ALL, THROUGH THE FLIGHT, THE THING had grown on the plane's underbelly, becoming larger, greener, more disgusting. Then, somewhere over Woodinville, Wash., it separated itself from the mother ship and began hurtling earthward.
Meanwhile, down below, Leroy and Gerri Cinnamon, along with Gerri's parents, all football fans, were watching the Seahawks-Raiders game on TV. Just after 3 P.M. on Oct. 18, the thing crashed through the Cinnamons' roof and into their living room, splintering wood, plaster and insulation and disintegrating into baseball-size pieces of greenish ice. It almost hit the fans.
Terrified, the Cinnamons called 911. Firefighters, wearing protective gear, roped off the area, fearing at first that the object might be a radioactive meteorite. They sent the four people in the house to a hospital to be scrubbed down. "I was sick to my stomach with fright," says Gerri Cinnamon, 27. "I had picked up a piece. I didn't want the dogs to lick it."
Finally, reassured that the stuff was not emitting deadly radiation, the Cinnamons returned to their home. The balls of green ice had melted into odoriferous globs that the Cinnamons stashed in the freezer to show to the insurance company. Two days later, an FAA investigator confirmed their suspicions: The green stuff was frozen disinfectant combined with human waste. It had leaked from an airliner's sewage system.
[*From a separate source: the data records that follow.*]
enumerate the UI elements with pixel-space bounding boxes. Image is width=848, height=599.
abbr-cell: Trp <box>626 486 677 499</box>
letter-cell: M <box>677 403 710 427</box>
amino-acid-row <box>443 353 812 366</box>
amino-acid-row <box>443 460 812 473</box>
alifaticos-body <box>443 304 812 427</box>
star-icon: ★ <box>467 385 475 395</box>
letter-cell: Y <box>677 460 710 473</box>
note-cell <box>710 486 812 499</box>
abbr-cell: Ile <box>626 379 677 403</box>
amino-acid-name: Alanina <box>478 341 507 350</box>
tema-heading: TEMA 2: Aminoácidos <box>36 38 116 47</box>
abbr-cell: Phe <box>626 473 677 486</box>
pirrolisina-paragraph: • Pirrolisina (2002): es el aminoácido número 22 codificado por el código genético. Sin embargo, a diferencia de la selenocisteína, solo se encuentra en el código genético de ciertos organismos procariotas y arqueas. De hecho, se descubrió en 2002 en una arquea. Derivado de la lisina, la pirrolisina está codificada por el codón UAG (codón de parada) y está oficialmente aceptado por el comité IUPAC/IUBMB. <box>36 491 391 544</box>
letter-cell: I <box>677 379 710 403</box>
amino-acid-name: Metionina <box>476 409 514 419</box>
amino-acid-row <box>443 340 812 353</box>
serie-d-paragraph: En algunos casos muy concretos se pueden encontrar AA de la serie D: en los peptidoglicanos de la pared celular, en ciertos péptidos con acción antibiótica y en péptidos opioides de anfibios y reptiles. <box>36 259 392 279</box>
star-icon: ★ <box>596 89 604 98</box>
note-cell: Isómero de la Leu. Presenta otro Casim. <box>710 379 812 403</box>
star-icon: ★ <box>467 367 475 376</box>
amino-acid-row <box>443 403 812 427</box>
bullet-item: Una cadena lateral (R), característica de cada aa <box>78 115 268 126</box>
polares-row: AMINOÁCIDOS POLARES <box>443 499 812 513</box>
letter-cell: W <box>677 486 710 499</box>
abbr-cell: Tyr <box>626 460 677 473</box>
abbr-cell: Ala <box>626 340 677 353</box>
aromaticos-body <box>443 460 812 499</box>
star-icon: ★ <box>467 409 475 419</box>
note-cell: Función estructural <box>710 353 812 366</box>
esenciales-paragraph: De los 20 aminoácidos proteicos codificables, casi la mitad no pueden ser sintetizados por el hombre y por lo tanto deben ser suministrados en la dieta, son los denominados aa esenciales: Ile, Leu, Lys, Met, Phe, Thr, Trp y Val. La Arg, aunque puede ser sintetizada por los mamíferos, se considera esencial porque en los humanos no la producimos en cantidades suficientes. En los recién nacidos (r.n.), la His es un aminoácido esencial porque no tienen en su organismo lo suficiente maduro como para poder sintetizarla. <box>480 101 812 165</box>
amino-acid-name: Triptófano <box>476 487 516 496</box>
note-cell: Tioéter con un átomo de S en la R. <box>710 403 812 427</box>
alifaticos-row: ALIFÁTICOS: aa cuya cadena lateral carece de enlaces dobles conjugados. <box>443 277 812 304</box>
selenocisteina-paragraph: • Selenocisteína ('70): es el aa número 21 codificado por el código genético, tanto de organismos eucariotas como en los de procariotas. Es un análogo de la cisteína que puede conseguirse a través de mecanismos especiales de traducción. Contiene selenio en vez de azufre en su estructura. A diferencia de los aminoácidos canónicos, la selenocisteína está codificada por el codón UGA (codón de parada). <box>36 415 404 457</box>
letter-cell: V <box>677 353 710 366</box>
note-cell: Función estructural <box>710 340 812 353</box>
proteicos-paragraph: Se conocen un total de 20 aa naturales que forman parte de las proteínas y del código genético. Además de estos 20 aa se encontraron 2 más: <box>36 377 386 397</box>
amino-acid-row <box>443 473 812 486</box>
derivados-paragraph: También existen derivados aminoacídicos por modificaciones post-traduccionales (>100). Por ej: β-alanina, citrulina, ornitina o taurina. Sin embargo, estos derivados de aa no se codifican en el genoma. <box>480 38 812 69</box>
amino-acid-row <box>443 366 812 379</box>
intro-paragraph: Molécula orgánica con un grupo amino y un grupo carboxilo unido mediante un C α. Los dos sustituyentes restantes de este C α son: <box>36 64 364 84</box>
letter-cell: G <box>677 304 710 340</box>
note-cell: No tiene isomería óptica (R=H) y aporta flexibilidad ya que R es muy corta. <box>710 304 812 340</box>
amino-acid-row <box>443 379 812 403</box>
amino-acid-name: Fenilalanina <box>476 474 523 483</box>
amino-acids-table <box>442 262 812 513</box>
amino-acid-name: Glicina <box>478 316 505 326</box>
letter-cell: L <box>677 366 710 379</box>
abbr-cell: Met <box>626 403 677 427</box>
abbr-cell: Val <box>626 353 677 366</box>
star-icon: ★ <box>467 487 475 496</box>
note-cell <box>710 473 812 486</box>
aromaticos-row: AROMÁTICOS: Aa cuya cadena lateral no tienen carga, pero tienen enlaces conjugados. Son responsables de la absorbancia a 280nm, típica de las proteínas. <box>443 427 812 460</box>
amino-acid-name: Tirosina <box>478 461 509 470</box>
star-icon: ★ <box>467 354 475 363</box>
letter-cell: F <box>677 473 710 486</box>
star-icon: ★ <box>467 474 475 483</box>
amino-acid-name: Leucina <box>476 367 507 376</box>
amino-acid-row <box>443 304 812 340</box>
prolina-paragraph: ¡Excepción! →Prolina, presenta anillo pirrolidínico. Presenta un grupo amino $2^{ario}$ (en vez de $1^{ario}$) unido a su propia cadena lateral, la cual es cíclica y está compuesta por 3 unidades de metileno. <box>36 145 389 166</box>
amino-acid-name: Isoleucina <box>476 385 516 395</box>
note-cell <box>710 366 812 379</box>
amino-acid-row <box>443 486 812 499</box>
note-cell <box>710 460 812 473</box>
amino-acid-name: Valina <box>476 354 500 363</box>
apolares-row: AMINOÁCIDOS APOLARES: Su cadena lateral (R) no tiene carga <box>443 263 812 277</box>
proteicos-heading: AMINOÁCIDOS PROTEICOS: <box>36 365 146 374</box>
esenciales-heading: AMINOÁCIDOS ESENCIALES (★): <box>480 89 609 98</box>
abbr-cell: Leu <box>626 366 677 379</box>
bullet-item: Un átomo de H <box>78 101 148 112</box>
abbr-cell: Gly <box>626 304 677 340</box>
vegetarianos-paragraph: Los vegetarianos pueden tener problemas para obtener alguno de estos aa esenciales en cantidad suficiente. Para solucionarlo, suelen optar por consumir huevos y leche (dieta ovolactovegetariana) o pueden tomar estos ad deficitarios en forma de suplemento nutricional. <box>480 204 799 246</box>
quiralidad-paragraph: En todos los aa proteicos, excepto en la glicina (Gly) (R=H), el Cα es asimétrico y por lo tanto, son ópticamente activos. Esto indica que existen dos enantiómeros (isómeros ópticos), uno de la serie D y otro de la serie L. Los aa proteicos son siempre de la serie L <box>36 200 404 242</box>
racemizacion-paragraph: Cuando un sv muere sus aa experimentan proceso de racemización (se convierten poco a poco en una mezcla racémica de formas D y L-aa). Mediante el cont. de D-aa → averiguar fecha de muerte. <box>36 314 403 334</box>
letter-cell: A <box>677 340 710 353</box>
Now, five weeks later, the Cinnamons are repairing their house, which needs a new roof, a new ceiling and new carpets. Their insurance company is paying for the whole mess. FAA investigators have identified the culprit as—no, not Incontinental Airways—but United Airlines Flight 461 bound from Chicago to Seattle. "It's a good thing none of us was killed," says Leroy Cinnamon, 33. "What would you put on the tombstone?"